Eating healthy food doesn’t mean giving up your favourite foods and switching to salads. In fact,healthy cooking is easy. In many cases, your favourite recipes can be modified so they offer a healthier alternative. You can use some basic cooking techniques to prepare food in healthy ways.

General suggestions on healthy cooking methods include: Steam, bake, grill, braise, boil or microwave your foods. Modify or eliminate recipes that include butter or require a deep fry or saute in animal fat. Avoid using oils and butter as lubricants – use non-stick cookware instead. Don’t add salt to food as it is cooking. Remove chicken skin, which is high in fat. Eat more fresh vegetables and legumes.Eat more fish, which is high in protein, low in fats and loaded with omega 3 fatty acids.
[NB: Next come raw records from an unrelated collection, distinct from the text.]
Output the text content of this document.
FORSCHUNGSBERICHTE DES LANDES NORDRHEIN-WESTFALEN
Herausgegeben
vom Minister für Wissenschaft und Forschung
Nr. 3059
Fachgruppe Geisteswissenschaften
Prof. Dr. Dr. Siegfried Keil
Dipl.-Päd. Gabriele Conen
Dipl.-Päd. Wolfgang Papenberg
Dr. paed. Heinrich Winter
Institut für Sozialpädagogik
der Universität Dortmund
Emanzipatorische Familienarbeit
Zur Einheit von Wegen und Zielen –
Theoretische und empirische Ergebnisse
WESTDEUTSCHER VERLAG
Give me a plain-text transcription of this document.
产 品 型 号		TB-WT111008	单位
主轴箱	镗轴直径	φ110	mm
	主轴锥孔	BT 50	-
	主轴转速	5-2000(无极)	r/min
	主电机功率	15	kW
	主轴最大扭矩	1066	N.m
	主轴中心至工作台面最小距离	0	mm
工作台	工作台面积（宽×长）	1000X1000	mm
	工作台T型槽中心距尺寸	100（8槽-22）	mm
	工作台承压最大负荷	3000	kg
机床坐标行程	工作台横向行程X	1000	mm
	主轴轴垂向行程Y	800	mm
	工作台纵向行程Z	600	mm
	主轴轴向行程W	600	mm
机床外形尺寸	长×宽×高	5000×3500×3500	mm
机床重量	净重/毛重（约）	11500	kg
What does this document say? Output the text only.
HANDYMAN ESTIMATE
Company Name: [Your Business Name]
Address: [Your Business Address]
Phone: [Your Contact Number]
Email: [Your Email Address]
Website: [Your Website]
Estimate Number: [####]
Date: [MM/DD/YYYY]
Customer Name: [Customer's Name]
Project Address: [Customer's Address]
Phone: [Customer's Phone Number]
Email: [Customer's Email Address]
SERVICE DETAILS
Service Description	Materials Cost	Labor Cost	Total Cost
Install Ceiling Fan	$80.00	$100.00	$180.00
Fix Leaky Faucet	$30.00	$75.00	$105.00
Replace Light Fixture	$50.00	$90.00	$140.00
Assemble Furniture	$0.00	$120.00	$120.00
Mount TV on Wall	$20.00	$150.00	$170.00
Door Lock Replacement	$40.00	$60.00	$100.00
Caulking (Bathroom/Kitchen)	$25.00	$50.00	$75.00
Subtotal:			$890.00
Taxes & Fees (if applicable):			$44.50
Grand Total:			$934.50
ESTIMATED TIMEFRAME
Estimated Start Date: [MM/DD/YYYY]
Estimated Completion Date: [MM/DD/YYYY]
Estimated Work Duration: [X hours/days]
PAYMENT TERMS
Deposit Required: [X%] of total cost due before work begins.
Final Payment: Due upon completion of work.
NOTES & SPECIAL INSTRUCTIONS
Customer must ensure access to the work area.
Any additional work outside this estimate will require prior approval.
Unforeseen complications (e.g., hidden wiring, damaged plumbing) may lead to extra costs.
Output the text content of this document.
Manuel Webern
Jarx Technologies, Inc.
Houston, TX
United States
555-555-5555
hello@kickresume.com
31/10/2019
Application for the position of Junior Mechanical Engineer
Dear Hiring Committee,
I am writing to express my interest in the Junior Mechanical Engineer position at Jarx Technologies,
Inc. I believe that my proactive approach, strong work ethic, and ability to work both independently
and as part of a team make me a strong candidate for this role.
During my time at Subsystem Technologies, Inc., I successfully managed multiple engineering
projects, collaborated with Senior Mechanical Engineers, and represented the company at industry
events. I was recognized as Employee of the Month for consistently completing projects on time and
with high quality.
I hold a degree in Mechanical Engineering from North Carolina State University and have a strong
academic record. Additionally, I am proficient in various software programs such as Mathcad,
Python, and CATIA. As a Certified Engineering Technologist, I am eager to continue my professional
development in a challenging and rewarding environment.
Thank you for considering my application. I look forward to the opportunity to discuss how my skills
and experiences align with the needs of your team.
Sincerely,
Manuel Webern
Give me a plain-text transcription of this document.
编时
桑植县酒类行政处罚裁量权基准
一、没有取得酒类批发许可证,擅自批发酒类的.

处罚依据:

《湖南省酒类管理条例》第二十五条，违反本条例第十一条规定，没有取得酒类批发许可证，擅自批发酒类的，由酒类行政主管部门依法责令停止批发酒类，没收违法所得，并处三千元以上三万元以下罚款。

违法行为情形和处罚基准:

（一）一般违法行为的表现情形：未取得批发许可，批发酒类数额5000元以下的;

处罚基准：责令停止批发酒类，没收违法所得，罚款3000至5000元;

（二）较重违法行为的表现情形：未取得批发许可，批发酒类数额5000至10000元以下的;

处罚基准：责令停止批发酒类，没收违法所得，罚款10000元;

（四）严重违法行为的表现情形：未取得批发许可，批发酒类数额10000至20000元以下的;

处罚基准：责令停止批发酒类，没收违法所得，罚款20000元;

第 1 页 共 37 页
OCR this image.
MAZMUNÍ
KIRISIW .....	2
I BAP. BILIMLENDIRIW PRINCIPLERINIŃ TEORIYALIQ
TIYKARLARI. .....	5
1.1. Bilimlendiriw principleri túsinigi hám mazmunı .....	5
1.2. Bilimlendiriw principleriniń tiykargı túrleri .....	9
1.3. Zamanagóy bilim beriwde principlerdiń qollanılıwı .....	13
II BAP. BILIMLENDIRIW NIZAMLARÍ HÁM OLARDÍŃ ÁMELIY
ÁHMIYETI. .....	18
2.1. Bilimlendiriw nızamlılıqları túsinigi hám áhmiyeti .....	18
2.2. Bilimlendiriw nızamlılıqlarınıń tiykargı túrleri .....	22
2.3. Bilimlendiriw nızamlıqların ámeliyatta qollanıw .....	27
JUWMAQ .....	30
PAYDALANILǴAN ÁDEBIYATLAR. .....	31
It is very important to keep fats to a minimum for a healthy cooking. Low fat cooking begins when you are shopping. you can minimise those hidden fats by choosing lean meats and reduced fat dairy products. Avoid eating processed foods which can also have lots of hidden fats. Choose the low fat version of a food if it exists, for example milk, cheese, yoghurt, salad dressings and gravies. Dietary fats are best when they come from the unrefined natural fats found in nuts, seeds, fish, soy, olives and avocado because fat from these foods includes the essential long-chain fatty acids and this fat is accompanied by other good nutrients. If you add fats when cooking, keep them to a minimum and use monounsaturated oils such as olive and canola oil.

It is a standard to keep vitamins people need for a healthy cooking. Water soluble vitamins are delicate and easily destroyed during preparation and cooking. Suggestions for retaining vitamins include: scrub vegetables rather than peel them, as many nutrients are found close to the skin. Microwave or steam vegetables instead of boiling them. If you like to boil vegetables, use a small amount of water and do not overboil them. Stir-fried vegetables are cooked quickly to retain their associated nutrients.

If you want to achieve a healthy cooking, be sure to cut out salt.Salt is a traditional flavour enhancer, but research suggests that a high salt diet could contribute to a range of disorders of body system. Don’t automatically salt your food, you can taste it first. Add a splash of olive oil or lemon juice close to the end of cooking time or to cooked vegetables, which can enhance flavours in the same way as salt. Limit your consumption of salty processed meats, such as ham, corned beef, smoked salmon, frankfurters and chicken loaf. If you eat fish regularly, the need for iodised salt is reduced. Avoid salt-laden processed foods, such as flavoured instant pasta, canned or dehydrated soup mixes, chips and salted nuts. Most cheeses are very high in salt so limit your intake or choose lower salt varieties.Reduce your use of soy sauce, tomato sauce and processed sauces because they contain high levels of salt.